La crise est celle du
libéralisme répètent les plus radicaux des courants de la gauche
traditionnelle. Chez Besancenot, on s’aventure même jusqu’à dire qu’il s’agit
d’une crise du capitalisme. Reste à s’entendre sur la nature et la portée de
cette crise. Dans Le cauchemar de Marx[1], j’ai eu l’occasion de revenir sur la théorie
des crises, en insistant sur un point : « ces crises ne sont pas, ou
du moins pas principalement, des crises de surproduction de marchandises
destinées à être consommées (ce ne sont pas des crises de sous-consommation)

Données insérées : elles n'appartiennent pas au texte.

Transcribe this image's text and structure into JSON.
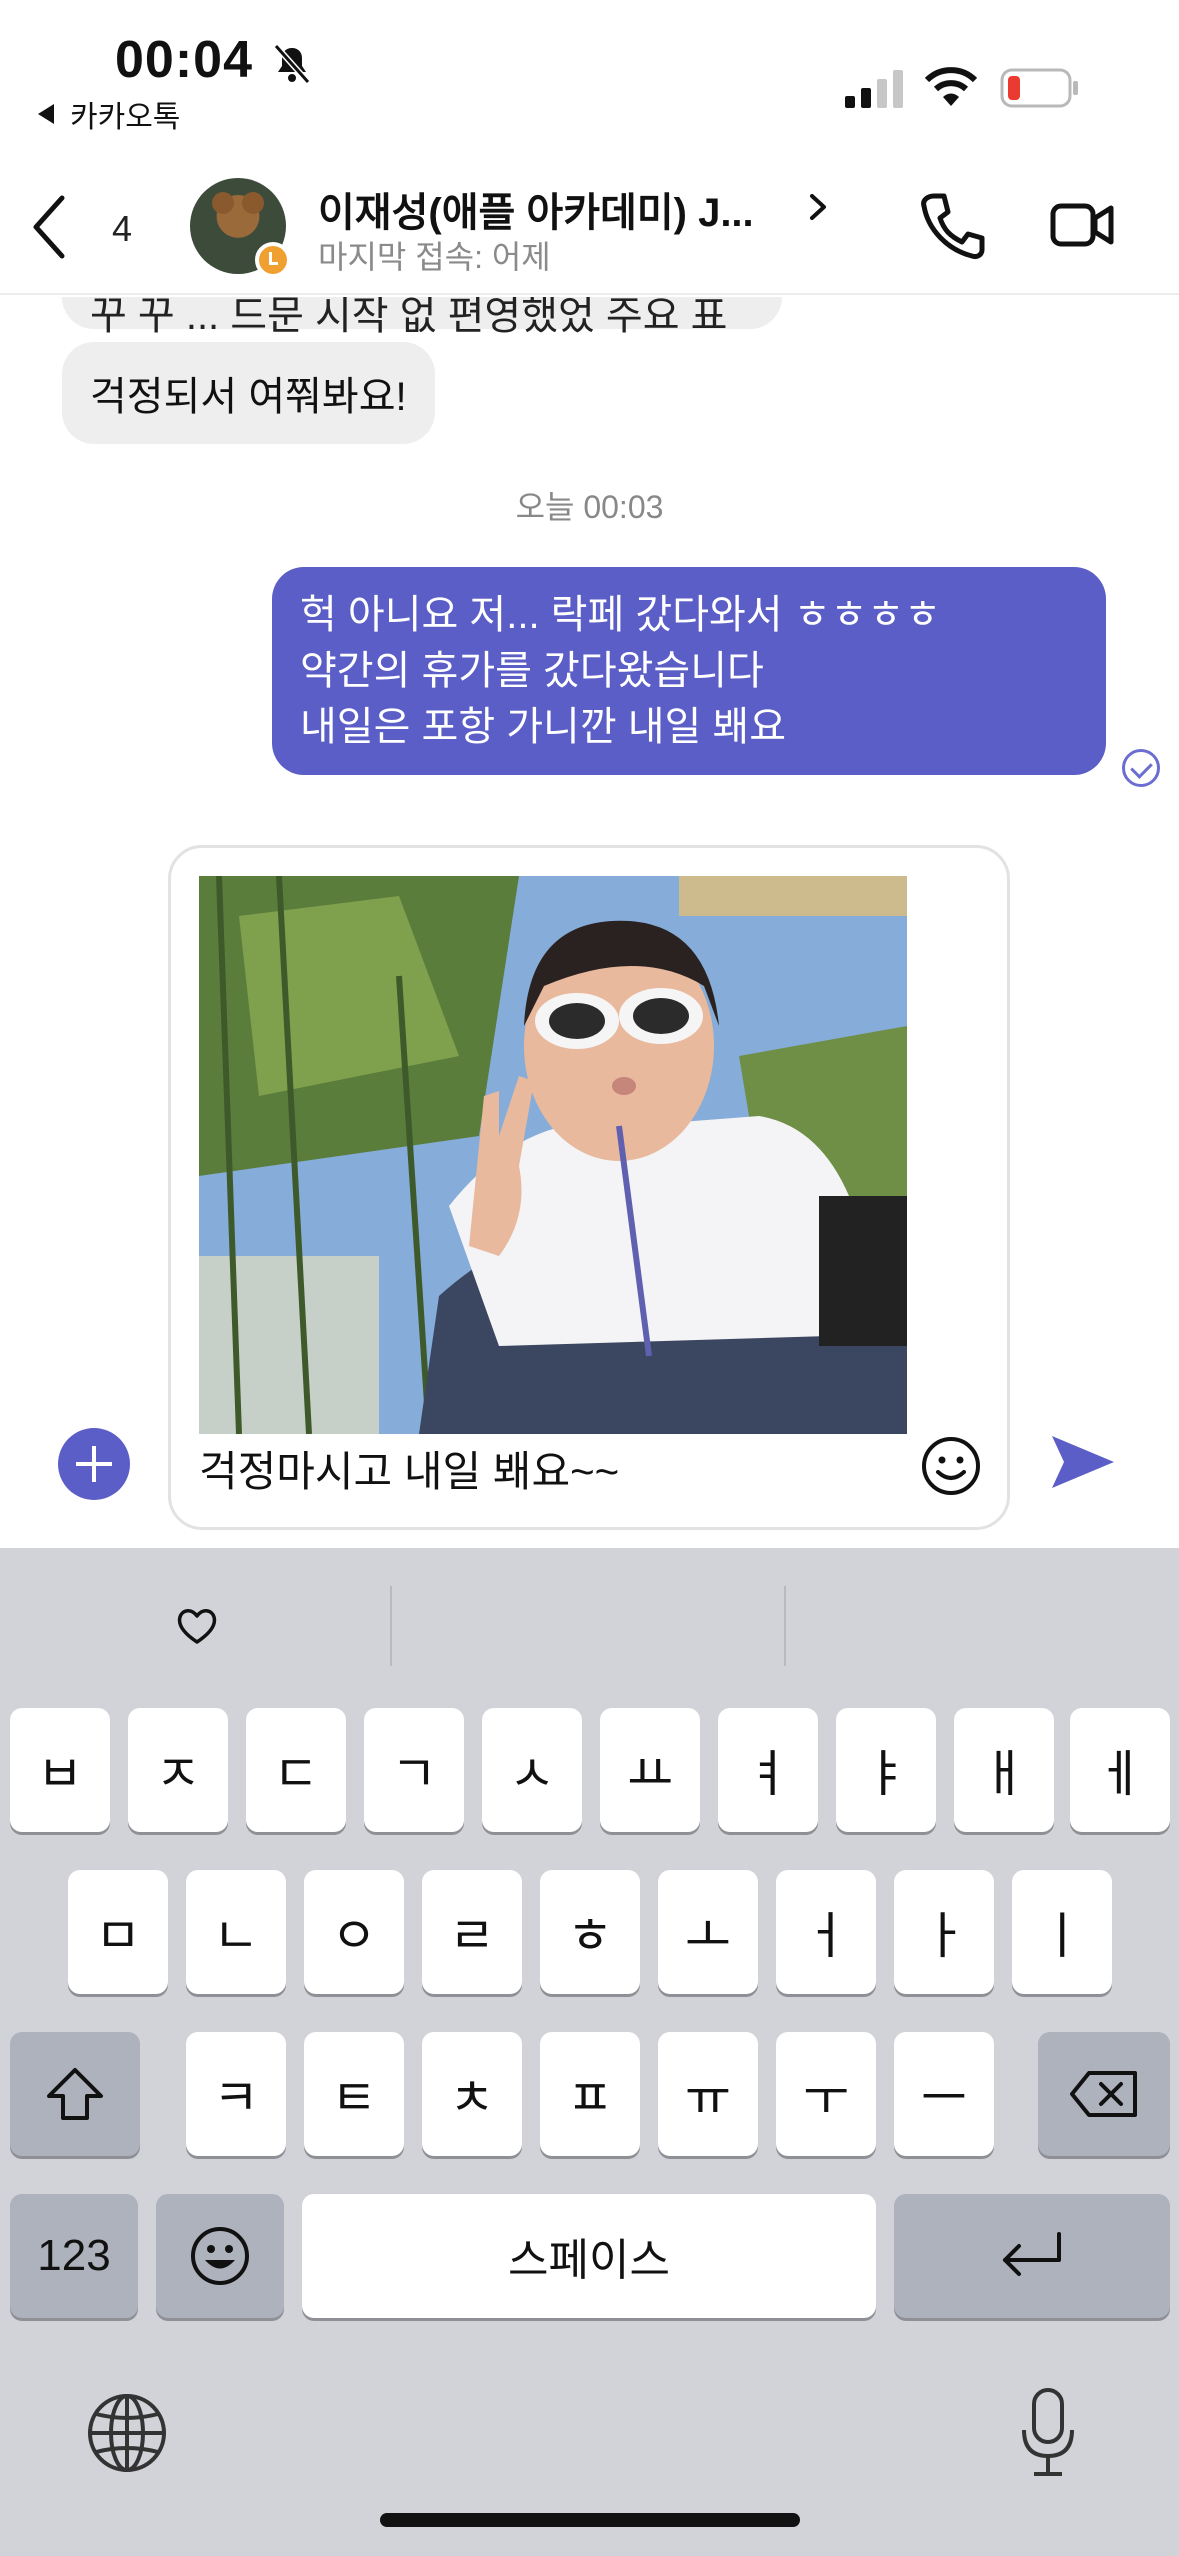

mais des crises de surproduction du capital : la crise survient parce
qu’il y a trop de capitaux qui ne trouvent pas à se mettre en œuvre au taux
moyen de profit de la période antérieure. » (p.93) Les thèses
sous-consommationnistes sont très largement admises à gauche. Même les plus
radicaux comme Alain Bihr ou Michel Husson considèrent que la crise a pour
cause l’excès de plus-value dans le partage entre plus-value et salaire. Bref,
si on satisfait les revendications ouvrières en augmentant le pouvoir d’achat,
si on redistribue les richesses, on pourra voir redémarrer la machine
économique. C’est encore une analyse de ce genre qui sous-tend les discours
syndicaux.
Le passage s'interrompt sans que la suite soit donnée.